The lock file uses FileAttributes.Hidden so Power BI’s folder connector doesn’t try to ingest it as a data file.
Setting up Power BI
- In Power BI Desktop, Get Data → Folder.
- Browse to your Data Feed folder.
- Power BI shows the 5 files. Click Combine & Transform on
entries.jsonfor the richest dataset, or use the CSVs for quicker setup. - Power BI infers the columns from the JSON. Because the v1 schema always emits all 17
key_fields(null for absent), the column inference is stable across refreshes — new entries with sparser data never cause column drift. - Build your reports. Set scheduled refresh in Power BI Service to a cadence equal to or slower than the GlyphFex Data Feed cadence.
For Excel Power Query the same pattern applies: Data → Get Data → From File → From Folder.
When to use Data Feed vs. the alternatives
| Tool | Best for | Trade-off |
|---|---|---|
| Data Feed | Power BI, Power Query, ERP imports, accountant’s folder — anything unattended | Read-only export — not push notifications |
| Webhooks | Real-time event push (Zapier, n8n, in-house automation that should react to a save within seconds) | Event-by-event — not a full data snapshot |
| Live Excel Sync | You want Excel as the single source for office reporting and you’ll click Refresh manually | One workbook, one machine, manual refresh |
Common questions
Does the Data Feed include attachments?
It includes attachment metadata (filename, path on disk, MIME type, size) but not the binary content.

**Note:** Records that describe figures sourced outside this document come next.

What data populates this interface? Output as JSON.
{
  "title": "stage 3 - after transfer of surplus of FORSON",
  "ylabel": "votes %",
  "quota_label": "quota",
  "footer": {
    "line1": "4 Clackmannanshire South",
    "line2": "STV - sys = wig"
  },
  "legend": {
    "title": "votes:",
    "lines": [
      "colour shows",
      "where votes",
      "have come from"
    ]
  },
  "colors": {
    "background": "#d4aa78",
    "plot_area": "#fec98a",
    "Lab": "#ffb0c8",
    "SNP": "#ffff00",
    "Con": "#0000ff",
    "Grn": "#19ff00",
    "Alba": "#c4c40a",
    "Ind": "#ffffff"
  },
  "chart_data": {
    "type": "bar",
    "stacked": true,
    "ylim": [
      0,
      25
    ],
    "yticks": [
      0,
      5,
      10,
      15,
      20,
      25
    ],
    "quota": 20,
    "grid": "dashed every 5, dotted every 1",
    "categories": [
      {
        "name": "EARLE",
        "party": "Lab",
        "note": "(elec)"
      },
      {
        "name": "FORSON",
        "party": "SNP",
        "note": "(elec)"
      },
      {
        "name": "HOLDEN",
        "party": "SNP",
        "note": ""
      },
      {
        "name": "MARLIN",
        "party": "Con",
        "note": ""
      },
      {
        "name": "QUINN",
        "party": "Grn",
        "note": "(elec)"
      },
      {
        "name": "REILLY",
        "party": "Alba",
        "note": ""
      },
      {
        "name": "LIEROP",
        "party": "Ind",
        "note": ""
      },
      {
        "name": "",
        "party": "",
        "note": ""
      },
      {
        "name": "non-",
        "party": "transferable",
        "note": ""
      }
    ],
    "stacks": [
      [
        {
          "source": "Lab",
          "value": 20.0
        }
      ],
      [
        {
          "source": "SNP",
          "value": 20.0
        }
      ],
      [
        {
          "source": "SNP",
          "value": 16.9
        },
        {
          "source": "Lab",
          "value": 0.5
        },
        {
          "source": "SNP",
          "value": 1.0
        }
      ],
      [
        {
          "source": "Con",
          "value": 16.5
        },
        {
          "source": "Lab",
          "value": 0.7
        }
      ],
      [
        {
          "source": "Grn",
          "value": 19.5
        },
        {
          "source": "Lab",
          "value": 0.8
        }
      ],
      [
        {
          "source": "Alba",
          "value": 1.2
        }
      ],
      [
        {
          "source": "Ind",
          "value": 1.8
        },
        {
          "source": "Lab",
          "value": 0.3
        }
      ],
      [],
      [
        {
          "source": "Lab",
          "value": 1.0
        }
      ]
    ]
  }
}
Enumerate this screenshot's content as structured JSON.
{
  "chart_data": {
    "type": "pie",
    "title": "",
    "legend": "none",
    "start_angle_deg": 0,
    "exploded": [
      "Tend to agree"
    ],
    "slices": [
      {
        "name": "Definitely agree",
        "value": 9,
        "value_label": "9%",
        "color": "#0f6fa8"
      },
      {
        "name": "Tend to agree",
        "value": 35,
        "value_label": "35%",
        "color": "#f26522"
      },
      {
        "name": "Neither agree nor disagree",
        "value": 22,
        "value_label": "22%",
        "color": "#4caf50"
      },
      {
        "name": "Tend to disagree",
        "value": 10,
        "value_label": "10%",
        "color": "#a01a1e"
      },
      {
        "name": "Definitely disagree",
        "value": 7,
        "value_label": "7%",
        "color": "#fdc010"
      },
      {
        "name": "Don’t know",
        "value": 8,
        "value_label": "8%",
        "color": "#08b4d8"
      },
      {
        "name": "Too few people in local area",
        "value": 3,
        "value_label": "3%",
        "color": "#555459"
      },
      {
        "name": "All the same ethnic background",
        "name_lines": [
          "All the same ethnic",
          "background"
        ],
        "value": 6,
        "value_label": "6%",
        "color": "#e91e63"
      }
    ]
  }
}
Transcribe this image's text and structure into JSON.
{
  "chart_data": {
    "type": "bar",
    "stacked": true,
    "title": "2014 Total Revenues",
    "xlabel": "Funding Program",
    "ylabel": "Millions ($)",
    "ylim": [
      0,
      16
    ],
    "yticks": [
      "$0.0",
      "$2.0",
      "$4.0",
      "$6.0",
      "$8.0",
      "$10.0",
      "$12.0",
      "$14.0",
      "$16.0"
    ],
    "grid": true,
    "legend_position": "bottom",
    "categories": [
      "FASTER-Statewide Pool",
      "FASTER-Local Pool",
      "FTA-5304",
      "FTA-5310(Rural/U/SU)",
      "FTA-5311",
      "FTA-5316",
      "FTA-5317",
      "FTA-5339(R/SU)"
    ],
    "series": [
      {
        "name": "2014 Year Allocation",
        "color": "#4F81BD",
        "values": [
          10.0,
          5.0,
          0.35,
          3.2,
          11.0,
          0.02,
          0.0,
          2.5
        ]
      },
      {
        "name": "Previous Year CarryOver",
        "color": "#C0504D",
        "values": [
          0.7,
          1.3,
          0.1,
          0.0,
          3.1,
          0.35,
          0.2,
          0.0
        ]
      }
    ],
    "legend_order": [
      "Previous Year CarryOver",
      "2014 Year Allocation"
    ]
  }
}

The path lets a downstream tool open the original file if it has access to your file server.
How big can the entries.json file get?
For a 5,000-entry project the JSON is typically 5–15 MB. Power BI handles this in milliseconds; Excel Power Query handles it in 1–3 seconds on a typical office machine. For larger projects (50K+ entries) we recommend reading the CSVs directly or filtering on import.
Can I customize which fields are exported?

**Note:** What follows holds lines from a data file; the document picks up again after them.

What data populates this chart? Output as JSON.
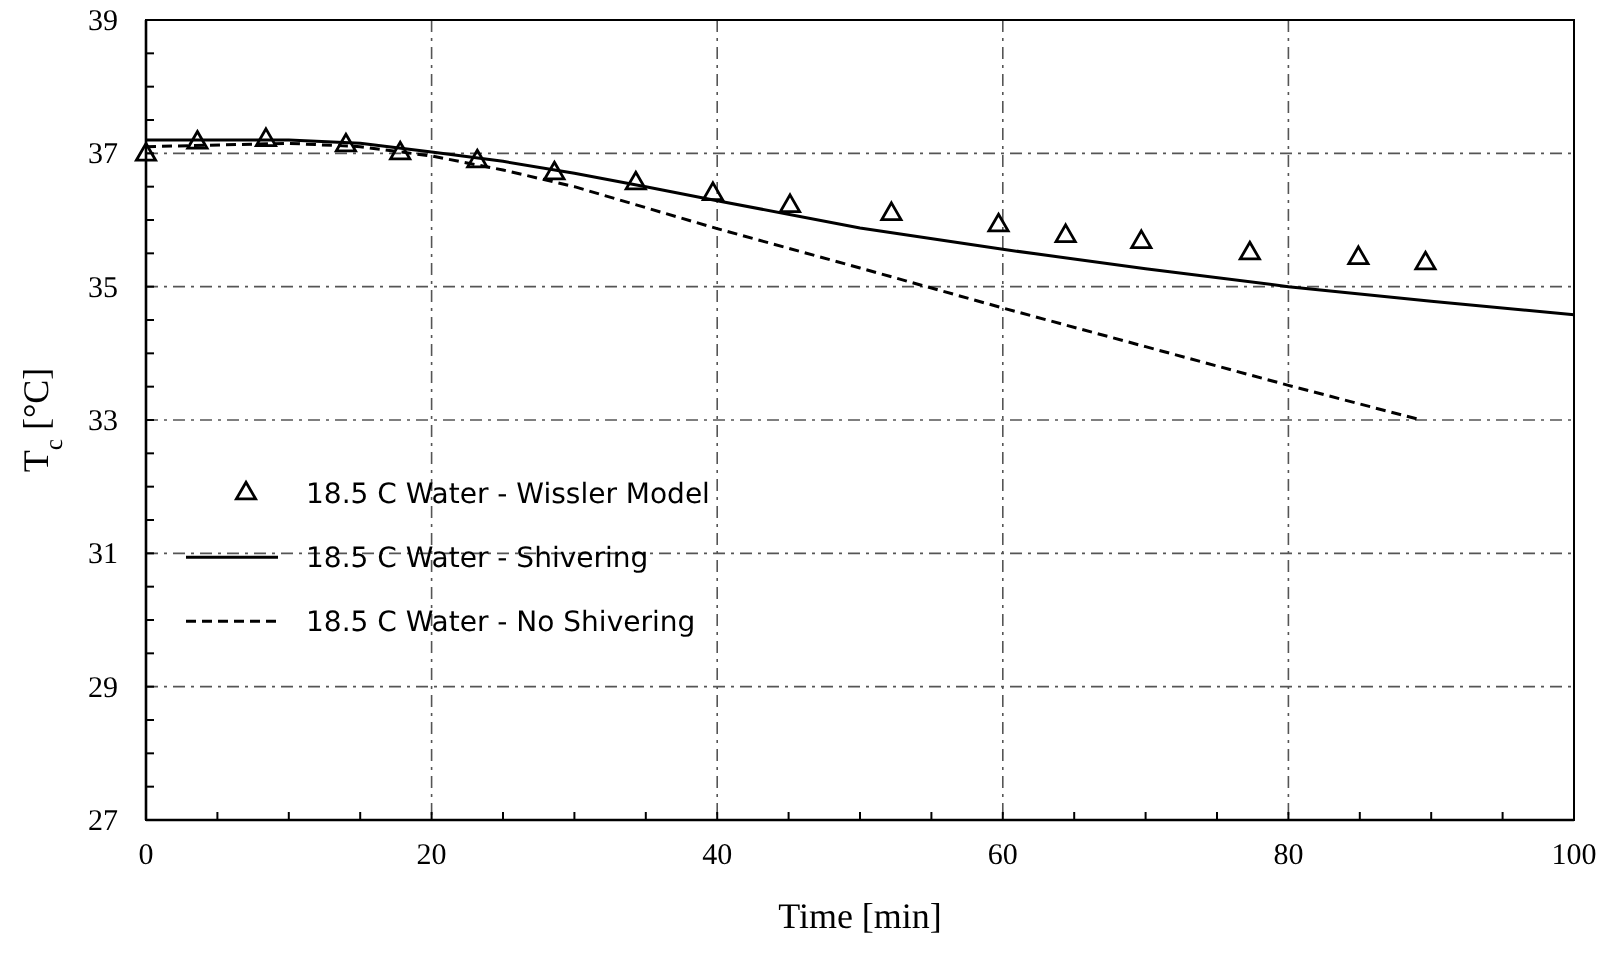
{
  "chart_data": {
    "type": "line",
    "xlabel": "Time [min]",
    "ylabel": "T$_{c}$ [°C]",
    "xlim": [
      0,
      100
    ],
    "ylim": [
      27,
      39
    ],
    "xticks": [
      0,
      {
        "value": 5,
        "label": null
      },
      {
        "value": 10,
        "label": null
      },
      {
        "value": 15,
        "label": null
      },
      20,
      {
        "value": 25,
        "label": null
      },
      {
        "value": 30,
        "label": null
      },
      {
        "value": 35,
        "label": null
      },
      40,
      {
        "value": 45,
        "label": null
      },
      {
        "value": 50,
        "label": null
      },
      {
        "value": 55,
        "label": null
      },
      60,
      {
        "value": 65,
        "label": null
      },
      {
        "value": 70,
        "label": null
      },
      {
        "value": 75,
        "label": null
      },
      80,
      {
        "value": 85,
        "label": null
      },
      {
        "value": 90,
        "label": null
      },
      {
        "value": 95,
        "label": null
      },
      100
    ],
    "yticks": [
      27,
      {
        "value": 27.5,
        "label": null
      },
      {
        "value": 28,
        "label": null
      },
      {
        "value": 28.5,
        "label": null
      },
      29,
      {
        "value": 29.5,
        "label": null
      },
      {
        "value": 30,
        "label": null
      },
      {
        "value": 30.5,
        "label": null
      },
      31,
      {
        "value": 31.5,
        "label": null
      },
      {
        "value": 32,
        "label": null
      },
      {
        "value": 32.5,
        "label": null
      },
      33,
      {
        "value": 33.5,
        "label": null
      },
      {
        "value": 34,
        "label": null
      },
      {
        "value": 34.5,
        "label": null
      },
      35,
      {
        "value": 35.5,
        "label": null
      },
      {
        "value": 36,
        "label": null
      },
      {
        "value": 36.5,
        "label": null
      },
      37,
      {
        "value": 37.5,
        "label": null
      },
      {
        "value": 38,
        "label": null
      },
      {
        "value": 38.5,
        "label": null
      },
      39
    ],
    "grid": true,
    "legend": "left",
    "series": [
      {
        "name": "18.5 C Water - Wissler Model",
        "type": "scatter",
        "marker": "triangle",
        "color": "#000000",
        "x": [
          0,
          3.6,
          8.4,
          14.0,
          17.8,
          23.2,
          28.6,
          34.3,
          39.7,
          45.1,
          52.2,
          59.7,
          64.4,
          69.7,
          77.3,
          84.9,
          89.6
        ],
        "values": [
          36.98,
          37.16,
          37.2,
          37.12,
          37.0,
          36.88,
          36.7,
          36.55,
          36.39,
          36.21,
          36.09,
          35.92,
          35.76,
          35.67,
          35.5,
          35.43,
          35.35
        ]
      },
      {
        "name": "18.5 C Water - Shivering",
        "line_style": "solid",
        "color": "#000000",
        "x": [
          0,
          10,
          15,
          20,
          25,
          30,
          35,
          40,
          50,
          60,
          70,
          80,
          90,
          100
        ],
        "values": [
          37.2,
          37.2,
          37.15,
          37.02,
          36.88,
          36.7,
          36.5,
          36.29,
          35.88,
          35.56,
          35.27,
          35.0,
          34.78,
          34.58
        ]
      },
      {
        "name": "18.5 C Water - No Shivering",
        "line_style": "dashed",
        "color": "#000000",
        "x": [
          0,
          10,
          15,
          20,
          25,
          30,
          40,
          50,
          60,
          70,
          80,
          89.3
        ],
        "values": [
          37.1,
          37.15,
          37.1,
          36.96,
          36.75,
          36.5,
          35.87,
          35.28,
          34.68,
          34.1,
          33.52,
          33.0
        ]
      }
    ]
  }
}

Not in v1 — the schema is fixed by design so downstream readers don’t break. If you need a custom column, derive it in Power Query / Power BI / Excel as a calculated column based on the existing fields.
What happens to deleted entries?
Hard-deleted entries disappear from the next snapshot. Soft-archived entries appear with archived: true. If your downstream tool needs to keep a history of deleted entries, persist snapshots yourself (e.g., copy the folder daily into a dated archive).
The feed isn’t writing — what now?
Check Settings Hub → Data Feed for the Last Run At timestamp and the most recent run status (Success / Skipped / Warning / Failed). The Settings Hub explains each result — Skipped usually means another PC holds the writer-election lock, Warning means one of the 5 files is locked by another reader, Failed includes the error message.